We recommend rejecting any webhook where the timestamp deviates from the current time by more than 5 minutes (300 seconds). All code examples above include this check.
A ±5 minute window accounts for reasonable clock skew between servers while still providing strong replay protection. You can tighten this window (e.g., to 60 seconds) if your server time is well-synchronized via NTP.

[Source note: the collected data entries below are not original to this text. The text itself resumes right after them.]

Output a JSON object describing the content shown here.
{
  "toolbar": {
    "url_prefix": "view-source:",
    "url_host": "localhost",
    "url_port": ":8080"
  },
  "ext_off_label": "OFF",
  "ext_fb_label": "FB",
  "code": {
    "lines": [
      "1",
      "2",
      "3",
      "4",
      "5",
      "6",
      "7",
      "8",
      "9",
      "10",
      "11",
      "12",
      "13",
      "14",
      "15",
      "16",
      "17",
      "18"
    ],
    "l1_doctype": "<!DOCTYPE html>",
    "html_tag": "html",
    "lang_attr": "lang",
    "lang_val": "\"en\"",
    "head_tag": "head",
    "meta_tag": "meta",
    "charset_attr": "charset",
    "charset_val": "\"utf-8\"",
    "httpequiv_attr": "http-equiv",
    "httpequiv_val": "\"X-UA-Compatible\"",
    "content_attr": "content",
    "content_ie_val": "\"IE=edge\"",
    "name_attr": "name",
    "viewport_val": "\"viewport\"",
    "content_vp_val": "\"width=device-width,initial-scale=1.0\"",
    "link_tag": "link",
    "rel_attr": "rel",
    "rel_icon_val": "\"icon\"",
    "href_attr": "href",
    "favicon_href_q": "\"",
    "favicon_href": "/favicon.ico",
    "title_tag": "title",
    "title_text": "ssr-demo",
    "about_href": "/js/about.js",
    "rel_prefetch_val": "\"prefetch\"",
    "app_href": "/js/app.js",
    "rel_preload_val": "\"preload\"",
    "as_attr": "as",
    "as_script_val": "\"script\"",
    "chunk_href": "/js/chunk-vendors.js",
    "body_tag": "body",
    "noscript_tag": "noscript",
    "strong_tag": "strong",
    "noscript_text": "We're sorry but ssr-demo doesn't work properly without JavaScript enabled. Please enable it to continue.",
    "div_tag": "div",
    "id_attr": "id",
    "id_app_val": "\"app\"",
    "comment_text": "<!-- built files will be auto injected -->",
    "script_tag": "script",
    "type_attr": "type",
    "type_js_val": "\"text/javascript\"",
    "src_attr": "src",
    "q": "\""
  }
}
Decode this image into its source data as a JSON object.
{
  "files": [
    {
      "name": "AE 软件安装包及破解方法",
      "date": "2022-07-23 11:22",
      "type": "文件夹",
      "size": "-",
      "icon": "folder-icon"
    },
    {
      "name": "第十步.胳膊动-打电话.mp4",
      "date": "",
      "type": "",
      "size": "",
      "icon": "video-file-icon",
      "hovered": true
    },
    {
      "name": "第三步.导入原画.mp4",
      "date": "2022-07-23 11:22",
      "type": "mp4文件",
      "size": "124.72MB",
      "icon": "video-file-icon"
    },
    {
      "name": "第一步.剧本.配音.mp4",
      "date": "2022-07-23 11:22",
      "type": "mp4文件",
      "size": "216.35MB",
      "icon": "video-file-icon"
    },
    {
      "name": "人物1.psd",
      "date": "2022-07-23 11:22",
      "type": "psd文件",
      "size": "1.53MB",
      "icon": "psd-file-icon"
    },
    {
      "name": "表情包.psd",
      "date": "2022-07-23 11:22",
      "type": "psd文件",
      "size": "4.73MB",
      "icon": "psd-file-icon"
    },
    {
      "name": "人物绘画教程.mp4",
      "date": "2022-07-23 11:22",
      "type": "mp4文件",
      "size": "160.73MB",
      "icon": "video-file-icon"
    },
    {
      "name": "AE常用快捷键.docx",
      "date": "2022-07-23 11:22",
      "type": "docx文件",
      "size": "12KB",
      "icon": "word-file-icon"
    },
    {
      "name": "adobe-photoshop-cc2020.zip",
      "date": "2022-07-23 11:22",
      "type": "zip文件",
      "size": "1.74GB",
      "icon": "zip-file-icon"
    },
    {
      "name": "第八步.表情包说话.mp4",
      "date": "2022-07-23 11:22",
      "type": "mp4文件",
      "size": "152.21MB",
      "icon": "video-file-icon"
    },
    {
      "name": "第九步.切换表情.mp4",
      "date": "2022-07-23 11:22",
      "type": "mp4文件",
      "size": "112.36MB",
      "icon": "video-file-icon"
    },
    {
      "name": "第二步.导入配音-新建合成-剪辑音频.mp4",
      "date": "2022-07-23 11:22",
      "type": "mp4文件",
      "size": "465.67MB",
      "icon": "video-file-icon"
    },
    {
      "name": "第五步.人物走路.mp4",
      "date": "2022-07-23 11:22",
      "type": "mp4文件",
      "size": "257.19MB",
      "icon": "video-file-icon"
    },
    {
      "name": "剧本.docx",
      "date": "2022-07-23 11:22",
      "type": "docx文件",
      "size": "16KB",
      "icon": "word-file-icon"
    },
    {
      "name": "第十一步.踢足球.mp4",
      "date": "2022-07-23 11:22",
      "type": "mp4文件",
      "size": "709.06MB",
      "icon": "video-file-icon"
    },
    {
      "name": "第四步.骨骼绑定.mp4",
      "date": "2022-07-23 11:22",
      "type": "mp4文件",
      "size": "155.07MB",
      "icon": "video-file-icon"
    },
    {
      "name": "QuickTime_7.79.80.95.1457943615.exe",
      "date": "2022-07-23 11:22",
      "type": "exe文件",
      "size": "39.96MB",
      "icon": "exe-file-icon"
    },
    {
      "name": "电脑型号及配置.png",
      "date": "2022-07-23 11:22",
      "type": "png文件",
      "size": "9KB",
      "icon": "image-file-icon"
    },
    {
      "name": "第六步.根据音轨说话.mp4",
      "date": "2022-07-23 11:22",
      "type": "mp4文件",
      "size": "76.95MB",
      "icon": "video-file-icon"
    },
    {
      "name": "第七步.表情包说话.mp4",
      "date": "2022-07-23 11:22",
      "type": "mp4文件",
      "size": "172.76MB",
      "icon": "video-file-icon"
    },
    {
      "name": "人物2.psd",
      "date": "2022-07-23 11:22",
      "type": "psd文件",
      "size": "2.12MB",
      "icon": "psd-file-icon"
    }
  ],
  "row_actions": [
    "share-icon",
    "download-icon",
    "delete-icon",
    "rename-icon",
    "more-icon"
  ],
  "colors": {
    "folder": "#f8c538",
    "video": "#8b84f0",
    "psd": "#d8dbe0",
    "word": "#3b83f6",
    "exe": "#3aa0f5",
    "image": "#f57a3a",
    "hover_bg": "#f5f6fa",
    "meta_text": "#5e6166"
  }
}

Additional Delivery Headers
Mitte includes additional headers with each webhook delivery:
| Header | Description |
|---|---|
X-Mitte-Signature | HMAC-SHA256 signature (t=...,v1=...). Present only if a signing secret is set. |
X-Mitte-Attempt | Current delivery attempt number (1, 2, etc.). Pro plan supports up to 5 retries with exponential backoff. |
X-Mitte-Transform | applied if a JSONata transform was successfully applied, failed if the transform errored. |
Managing Your Signing Secret
Viewing the Secret
Your signing secret is shown once when you create an endpoint. After that, you can reveal it by clicking the eye icon on the endpoint detail page in the dashboard.
Rotating the Secret
You can rotate (regenerate) your signing secret at any time:
- Dashboard: Go to your endpoint detail page → click the Rotate button next to the signing secret. Confirm the action in the dialog.
- API: Send a
PUTrequest to/api/v1/endpoints/:id/secret(requires session authentication).
After rotation, the old secret is immediately invalidated. Update your server's verification code with the new secret before or immediately after rotating.